Far from opposing the lowering of workers’ living standards, the opposition Labor Party’s only criticism was that the move would undercut efforts to stimulate the economy. Shadow finance minister Katy Gallagher pointed to close collaboration with the trade unions to contain workers’ anger. “Labor will work through the implications of this announcement and will consult with the unions which represent the workers who stand to be affected,” she said.
The wage cuts will start to flow through in 2021 as existing department and agency enterprise agreements (EAs) expire. It is now three years since the Community Public Sector Union (CPSU) and other unions finally wore down widespread opposition among federal public servants to the last round of union-negotiated EAs.
These 2017 EAs themselves amounted to a three-year wage freeze, having been delayed since 2014. They also set the current 2 percent annual pay ceiling, designed to keep wage increases below the inflation rate.
Throughout that dispute over the EAs, the unions kept workers divided department-by-department and confined them to limited stoppages and protests. After workers in key departments like the Australian Tax Office rejected union proposals, the unions subjected them to ballot after ballot on offers that contained inconsequential changes, until they finally got votes through.
The CPSU and other unions will do everything they can to again bulldoze over the resistance of workers to the new and even-greater government offensive. CPSU national secretary Melissa Donnelly echoed the pro-business concerns of the Labor Party. “If the government wants to stimulate the economy and keep consumer spending up, this is not the way to do it,” she pleaded.
The federal government move is part of a bipartisan austerity assault on the working class, with all the country’s governments collaborating in a self-proclaimed “national cabinet” that is seeking to fully reopen the economy, regardless of the global COVID-19 resurgence.
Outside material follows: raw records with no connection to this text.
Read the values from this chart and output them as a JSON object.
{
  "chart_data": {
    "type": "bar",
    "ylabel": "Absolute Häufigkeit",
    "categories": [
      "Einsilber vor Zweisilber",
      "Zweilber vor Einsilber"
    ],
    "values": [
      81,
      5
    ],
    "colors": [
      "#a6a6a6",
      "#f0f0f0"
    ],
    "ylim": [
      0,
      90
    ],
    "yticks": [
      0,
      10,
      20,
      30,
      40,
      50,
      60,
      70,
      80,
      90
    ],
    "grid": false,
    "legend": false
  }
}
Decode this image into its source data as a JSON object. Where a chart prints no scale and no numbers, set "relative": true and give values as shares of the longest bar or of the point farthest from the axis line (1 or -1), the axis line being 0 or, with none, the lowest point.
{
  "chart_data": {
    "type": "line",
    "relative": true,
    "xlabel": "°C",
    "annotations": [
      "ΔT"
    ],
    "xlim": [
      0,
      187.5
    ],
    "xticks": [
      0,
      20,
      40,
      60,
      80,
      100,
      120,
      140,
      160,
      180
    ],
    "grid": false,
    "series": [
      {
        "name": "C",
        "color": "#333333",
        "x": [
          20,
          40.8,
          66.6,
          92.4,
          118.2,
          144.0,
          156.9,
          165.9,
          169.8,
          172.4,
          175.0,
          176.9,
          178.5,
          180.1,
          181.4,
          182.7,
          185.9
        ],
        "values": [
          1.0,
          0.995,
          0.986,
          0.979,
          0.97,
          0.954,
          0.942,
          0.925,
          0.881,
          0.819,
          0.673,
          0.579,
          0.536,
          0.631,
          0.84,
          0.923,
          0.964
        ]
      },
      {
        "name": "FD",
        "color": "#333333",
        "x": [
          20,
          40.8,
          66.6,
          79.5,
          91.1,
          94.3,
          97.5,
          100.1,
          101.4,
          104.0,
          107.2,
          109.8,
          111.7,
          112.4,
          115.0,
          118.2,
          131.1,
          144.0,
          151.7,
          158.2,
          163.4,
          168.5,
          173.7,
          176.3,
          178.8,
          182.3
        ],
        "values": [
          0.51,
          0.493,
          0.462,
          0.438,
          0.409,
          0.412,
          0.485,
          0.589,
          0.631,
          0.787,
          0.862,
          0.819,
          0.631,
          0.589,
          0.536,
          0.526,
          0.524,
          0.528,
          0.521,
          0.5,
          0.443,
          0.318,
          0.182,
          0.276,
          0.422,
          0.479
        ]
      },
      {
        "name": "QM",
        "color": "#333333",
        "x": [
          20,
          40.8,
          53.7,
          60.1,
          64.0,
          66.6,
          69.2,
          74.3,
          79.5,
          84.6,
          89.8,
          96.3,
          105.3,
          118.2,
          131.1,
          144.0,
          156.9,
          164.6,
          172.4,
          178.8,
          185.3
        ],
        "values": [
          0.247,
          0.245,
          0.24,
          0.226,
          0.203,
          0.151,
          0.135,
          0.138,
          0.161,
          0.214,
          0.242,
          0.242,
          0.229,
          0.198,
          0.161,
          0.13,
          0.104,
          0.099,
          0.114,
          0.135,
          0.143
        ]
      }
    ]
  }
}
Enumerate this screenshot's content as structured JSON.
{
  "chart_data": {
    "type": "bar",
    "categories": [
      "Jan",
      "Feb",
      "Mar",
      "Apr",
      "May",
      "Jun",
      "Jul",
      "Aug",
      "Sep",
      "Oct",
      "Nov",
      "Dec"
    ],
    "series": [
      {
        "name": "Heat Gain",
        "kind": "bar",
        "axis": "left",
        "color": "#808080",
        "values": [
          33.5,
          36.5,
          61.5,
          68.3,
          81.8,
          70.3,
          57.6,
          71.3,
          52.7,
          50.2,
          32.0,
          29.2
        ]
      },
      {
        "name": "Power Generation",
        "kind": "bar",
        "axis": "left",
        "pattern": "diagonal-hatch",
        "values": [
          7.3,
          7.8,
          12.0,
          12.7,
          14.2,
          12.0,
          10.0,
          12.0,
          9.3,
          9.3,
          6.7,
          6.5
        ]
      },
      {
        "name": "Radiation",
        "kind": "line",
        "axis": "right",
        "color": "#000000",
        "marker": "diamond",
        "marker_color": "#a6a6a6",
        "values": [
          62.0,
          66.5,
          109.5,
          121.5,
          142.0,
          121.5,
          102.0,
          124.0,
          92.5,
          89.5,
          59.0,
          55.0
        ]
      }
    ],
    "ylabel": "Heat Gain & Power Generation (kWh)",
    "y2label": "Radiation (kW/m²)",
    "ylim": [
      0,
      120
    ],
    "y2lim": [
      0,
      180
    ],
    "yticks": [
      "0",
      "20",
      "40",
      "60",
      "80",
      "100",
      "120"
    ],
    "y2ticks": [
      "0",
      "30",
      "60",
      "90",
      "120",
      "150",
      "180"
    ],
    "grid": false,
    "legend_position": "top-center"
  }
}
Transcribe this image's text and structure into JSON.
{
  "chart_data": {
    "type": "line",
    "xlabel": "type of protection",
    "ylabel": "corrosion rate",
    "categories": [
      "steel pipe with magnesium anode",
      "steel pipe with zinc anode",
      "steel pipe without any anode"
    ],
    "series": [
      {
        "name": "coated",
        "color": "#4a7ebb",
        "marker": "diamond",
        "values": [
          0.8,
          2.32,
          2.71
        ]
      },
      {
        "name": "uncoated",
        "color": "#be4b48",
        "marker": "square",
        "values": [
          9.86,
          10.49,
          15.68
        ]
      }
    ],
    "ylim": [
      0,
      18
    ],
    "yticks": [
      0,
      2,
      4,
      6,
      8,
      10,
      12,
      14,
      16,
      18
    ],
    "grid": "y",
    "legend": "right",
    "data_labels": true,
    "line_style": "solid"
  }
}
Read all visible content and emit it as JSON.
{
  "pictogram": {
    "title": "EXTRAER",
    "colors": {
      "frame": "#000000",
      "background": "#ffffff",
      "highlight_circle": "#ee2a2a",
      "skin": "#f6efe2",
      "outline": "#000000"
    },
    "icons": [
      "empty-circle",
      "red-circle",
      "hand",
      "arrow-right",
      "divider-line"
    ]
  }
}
Last week, the New South Wales Coalition government said it would reduce the annual pay rise cap for its 410,000 public sector workers from 2.5 percent to 1.5 percent for the next three financial years. That followed an Industrial Relations Commission ruling that the workers, including nurses, paramedics and teachers, would receive a mere 0.3 percent pay increase this year, not the 2.5 percent that was due on July 1.
Also last week, the Northern Territory Labor government unveiled a four-year pay freeze—an attack it kept well hidden during the territory’s August election. Chief Minister and Treasurer Michael Gunner said the “pause” would save $424 million to help reduce the record debt forecast in his government’s delayed November 9 budget.
Various unions, notably those covering teachers and nurses, accused the government of duplicity for not consulting with them first. Gunner insisted that the unions had been advised of the government’s plans and said he was sure they would negotiate EAs in line with the freeze.
Gunner’s confidence, based on decades of union betrayals, might have been fortified by the agreement struck between the unions and Premier Annastacia Palaszczuk’s Labor government in Queensland, which was the first in the land to declare such a pay freeze. In June, in defiance of widespread anger among teachers, nurses and other workers, the unions in Queensland helped that government push through legislation for a freeze, thinly disguised as a two-year “deferral.”
As the WSWS warned in June, the Queensland deal, cynically portrayed as a temporary measure to pay the cost of the COVID-19 pandemic, set “a new precedent for exploiting the health emergency to intensify the ongoing corporate and government attack on the living and working conditions of workers.”